Postby pochisoldi » April 5th, 2018, 5:29 pm

greygymsock wrote:
pochisoldi wrote:You've got that wrong, the personal allowance always gets used up against salary first, so for anyone with "earned income" (aka salary/pension) which exceeds the personal allowance won't have any left to use against dividends.


no: see "2.6 Example 6" in the link PinkDalek provided earlier - https://www.gov.uk/government/publicati ... -factsheet ... where it says:

"The Personal Allowance should be allocated in the most beneficial way but dividend income is treated as the ‘top slice’ of income."

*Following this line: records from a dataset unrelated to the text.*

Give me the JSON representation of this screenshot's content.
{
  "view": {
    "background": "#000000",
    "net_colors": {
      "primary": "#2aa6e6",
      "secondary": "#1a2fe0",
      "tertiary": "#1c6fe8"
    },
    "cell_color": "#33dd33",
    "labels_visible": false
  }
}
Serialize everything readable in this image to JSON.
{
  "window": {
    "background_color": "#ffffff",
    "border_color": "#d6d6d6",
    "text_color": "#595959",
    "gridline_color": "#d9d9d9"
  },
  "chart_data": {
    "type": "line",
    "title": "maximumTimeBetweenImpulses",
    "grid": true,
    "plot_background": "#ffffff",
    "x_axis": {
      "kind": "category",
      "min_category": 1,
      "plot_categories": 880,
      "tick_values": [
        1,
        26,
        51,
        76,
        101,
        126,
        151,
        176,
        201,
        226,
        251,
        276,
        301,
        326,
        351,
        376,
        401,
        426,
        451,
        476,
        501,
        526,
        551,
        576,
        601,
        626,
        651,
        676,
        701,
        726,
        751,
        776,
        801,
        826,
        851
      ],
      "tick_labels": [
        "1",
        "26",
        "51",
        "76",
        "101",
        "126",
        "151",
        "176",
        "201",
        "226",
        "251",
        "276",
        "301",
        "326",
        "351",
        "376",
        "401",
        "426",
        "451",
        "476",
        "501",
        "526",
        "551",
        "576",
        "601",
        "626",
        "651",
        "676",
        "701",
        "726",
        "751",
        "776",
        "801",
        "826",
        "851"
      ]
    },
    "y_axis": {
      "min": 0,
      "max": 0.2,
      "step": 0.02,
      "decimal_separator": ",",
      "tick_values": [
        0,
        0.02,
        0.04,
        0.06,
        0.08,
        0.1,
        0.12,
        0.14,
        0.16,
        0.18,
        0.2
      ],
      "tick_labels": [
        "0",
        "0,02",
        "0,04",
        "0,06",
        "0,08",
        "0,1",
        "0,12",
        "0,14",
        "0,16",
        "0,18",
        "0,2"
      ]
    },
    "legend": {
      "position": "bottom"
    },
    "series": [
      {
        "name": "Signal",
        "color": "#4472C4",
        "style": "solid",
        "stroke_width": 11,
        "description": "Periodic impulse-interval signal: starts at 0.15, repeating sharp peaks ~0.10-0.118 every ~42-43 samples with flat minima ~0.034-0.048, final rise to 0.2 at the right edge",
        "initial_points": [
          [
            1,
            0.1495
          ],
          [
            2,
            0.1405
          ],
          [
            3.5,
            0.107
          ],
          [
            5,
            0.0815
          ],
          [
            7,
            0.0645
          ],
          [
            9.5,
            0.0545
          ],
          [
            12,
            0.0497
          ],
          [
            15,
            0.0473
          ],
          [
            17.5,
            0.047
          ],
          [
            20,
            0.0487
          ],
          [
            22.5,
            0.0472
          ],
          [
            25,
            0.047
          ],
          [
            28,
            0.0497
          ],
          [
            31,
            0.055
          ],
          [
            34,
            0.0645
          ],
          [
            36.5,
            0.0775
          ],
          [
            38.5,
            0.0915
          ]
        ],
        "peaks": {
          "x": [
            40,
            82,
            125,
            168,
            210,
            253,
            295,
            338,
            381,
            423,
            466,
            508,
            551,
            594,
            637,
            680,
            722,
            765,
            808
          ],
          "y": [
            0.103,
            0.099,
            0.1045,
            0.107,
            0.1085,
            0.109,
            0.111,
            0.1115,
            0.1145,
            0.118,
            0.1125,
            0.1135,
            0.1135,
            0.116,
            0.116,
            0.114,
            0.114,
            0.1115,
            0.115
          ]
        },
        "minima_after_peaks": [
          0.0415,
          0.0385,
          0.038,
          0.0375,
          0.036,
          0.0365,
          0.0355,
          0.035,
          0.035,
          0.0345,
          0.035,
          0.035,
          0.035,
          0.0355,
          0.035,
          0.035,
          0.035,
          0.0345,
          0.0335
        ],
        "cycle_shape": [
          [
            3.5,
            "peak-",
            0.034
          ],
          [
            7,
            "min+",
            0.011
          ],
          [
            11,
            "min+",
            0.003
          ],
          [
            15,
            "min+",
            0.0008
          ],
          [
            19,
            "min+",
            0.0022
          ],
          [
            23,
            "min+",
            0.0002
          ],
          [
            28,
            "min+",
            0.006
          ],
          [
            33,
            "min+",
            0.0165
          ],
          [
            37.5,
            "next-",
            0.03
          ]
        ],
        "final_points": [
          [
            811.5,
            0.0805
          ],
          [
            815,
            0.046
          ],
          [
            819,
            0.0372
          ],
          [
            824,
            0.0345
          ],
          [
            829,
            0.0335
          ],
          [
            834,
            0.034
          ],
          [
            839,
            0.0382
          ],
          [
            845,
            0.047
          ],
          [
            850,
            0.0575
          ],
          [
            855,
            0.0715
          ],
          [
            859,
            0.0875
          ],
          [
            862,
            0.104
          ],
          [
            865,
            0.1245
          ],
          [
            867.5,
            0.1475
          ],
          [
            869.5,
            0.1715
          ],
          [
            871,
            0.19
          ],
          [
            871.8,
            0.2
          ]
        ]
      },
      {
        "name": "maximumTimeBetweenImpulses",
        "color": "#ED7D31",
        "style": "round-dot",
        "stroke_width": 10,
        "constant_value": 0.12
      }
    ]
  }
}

the fixed "order of taxation" - viz. first non-savings (salary/pension/self-employment/property income/other), second savings (i.e. interest), third dividends - is not used to decide how the personal allowance is allocated. the order of taxation is used (after the PA has been allocated in the most beneficial way) to determine how rates/bands apply (and the "personal savings allowance" and "dividend allowance" are really zero-rate bands, not allowances).


If you assign £1000 of personal allowance to dividends you save £1000 *7.5% tax = £75
If you assign £1000 of personal allowance to salary you save £1000 * 20% tax = £200 - you gain £125

(For a higher rate tax payer the rates are 40%/32.5% and you gain £75)

No brainer - if you have a choice use your personal allowance against salary not dividends.